Here’s a transcript of the tweets.

COM’s Leadership Insights Engaging the Conversation

Phyllis Baker talked about the Leadership Insights with the College of Medicine and also mentioned a blog in the works with Dr. Lucey and Dr. Sedmak. The goal of this blog is to position the COM in an innovative light among academic medical centers and to engage followers in conversation about sometimes controversial topics.

Viral Video Opportunities: Know the Signs of a Heart Attack

Toni Hare shared her experience with the STEMI community awareness video–they posted it on the OSU Medical Center YouTube Channel and are channeling it through bloggers, Facebook and Twitter. The goal is to get 105,000 views and at this point the views are near 2,500.

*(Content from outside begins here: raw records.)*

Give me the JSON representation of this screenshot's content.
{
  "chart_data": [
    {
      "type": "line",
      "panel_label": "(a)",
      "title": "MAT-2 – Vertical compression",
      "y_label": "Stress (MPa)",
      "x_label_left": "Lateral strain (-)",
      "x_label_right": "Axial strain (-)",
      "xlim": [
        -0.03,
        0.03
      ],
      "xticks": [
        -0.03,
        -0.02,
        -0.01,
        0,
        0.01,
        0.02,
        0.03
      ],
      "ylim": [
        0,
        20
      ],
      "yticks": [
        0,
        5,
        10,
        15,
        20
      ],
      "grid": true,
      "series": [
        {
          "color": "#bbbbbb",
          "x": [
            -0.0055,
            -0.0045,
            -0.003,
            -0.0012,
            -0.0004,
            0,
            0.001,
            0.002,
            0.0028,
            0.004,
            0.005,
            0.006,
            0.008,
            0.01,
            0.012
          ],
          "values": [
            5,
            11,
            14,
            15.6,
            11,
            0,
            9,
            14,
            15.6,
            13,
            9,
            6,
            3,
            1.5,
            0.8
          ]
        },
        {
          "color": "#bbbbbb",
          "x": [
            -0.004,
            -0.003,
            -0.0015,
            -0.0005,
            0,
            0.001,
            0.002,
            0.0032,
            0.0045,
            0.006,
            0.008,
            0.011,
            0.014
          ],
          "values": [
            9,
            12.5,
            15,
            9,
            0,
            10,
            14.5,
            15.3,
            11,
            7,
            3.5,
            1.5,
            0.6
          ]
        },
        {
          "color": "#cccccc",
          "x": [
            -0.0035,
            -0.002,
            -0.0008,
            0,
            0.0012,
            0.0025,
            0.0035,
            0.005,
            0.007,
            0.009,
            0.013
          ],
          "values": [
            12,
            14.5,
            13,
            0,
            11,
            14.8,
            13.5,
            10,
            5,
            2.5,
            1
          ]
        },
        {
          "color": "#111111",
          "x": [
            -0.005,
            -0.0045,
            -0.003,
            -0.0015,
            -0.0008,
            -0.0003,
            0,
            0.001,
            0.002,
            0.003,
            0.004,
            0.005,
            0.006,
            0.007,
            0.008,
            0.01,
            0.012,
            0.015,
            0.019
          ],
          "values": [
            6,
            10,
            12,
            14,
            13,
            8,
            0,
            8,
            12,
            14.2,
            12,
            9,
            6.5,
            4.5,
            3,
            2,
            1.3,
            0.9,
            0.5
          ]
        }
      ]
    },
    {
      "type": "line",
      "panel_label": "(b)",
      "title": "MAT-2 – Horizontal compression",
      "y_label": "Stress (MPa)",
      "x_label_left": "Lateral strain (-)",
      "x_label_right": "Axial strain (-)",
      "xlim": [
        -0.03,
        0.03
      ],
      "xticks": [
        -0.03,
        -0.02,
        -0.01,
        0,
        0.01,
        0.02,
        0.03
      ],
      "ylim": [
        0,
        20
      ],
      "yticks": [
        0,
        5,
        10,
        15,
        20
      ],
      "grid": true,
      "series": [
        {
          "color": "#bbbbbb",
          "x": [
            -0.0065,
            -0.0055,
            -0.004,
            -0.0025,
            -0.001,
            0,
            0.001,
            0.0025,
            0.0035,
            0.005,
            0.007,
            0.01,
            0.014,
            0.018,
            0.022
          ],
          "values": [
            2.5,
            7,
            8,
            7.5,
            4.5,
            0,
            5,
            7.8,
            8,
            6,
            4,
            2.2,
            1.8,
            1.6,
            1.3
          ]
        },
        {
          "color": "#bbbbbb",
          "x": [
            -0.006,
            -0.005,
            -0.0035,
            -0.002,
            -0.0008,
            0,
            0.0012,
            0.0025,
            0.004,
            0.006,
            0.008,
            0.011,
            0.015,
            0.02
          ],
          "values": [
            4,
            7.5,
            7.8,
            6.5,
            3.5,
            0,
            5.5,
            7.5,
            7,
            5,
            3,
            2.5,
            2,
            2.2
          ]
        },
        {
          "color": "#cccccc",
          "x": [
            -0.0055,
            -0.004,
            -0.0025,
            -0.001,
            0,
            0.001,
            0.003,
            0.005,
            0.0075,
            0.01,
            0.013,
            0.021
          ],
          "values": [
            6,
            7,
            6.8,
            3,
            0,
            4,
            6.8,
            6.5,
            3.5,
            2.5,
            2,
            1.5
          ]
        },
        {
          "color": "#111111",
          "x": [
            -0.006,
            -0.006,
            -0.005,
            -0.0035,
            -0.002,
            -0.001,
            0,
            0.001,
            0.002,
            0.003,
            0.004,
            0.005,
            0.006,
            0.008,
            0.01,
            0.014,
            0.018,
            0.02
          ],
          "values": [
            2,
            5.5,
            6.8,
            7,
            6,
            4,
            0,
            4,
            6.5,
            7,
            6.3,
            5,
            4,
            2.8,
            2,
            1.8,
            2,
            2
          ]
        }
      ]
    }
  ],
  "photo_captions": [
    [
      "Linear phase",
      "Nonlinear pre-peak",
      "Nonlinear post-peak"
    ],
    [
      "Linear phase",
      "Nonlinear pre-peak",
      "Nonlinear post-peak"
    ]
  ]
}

A Blog Case Study: OSU’s Annual Personalized Health Care Conference

Wendy Philips presented OSU’s Personalized Health Care blog to the group, emphasizing the simplicity in creating a sharing tool like this. This project begn about the annual personalized health care conference four months out, promoting the event and highlighting principal leaders in the OSU Center for Personalized Health Care. During the conference, Kim Dodson blogged live, linking pictures, video and PowerPoint presentations to the page, hosting all the information in the same place. Conference attendees could follow along and provide feedback directly through the blog and those who weren’t able to attend could still follow a good amount of the content. The conference news release referred media to the blog for more information, increasing the site hits a great deal. Lessons learned: the project should have started more than four months out, a technical writer could have improved the content and more content from the client would have improved the final prouduct. All in all, it was a simple tool that didn’t take much time to create–the opportunity to engage our audience was worth it in the end.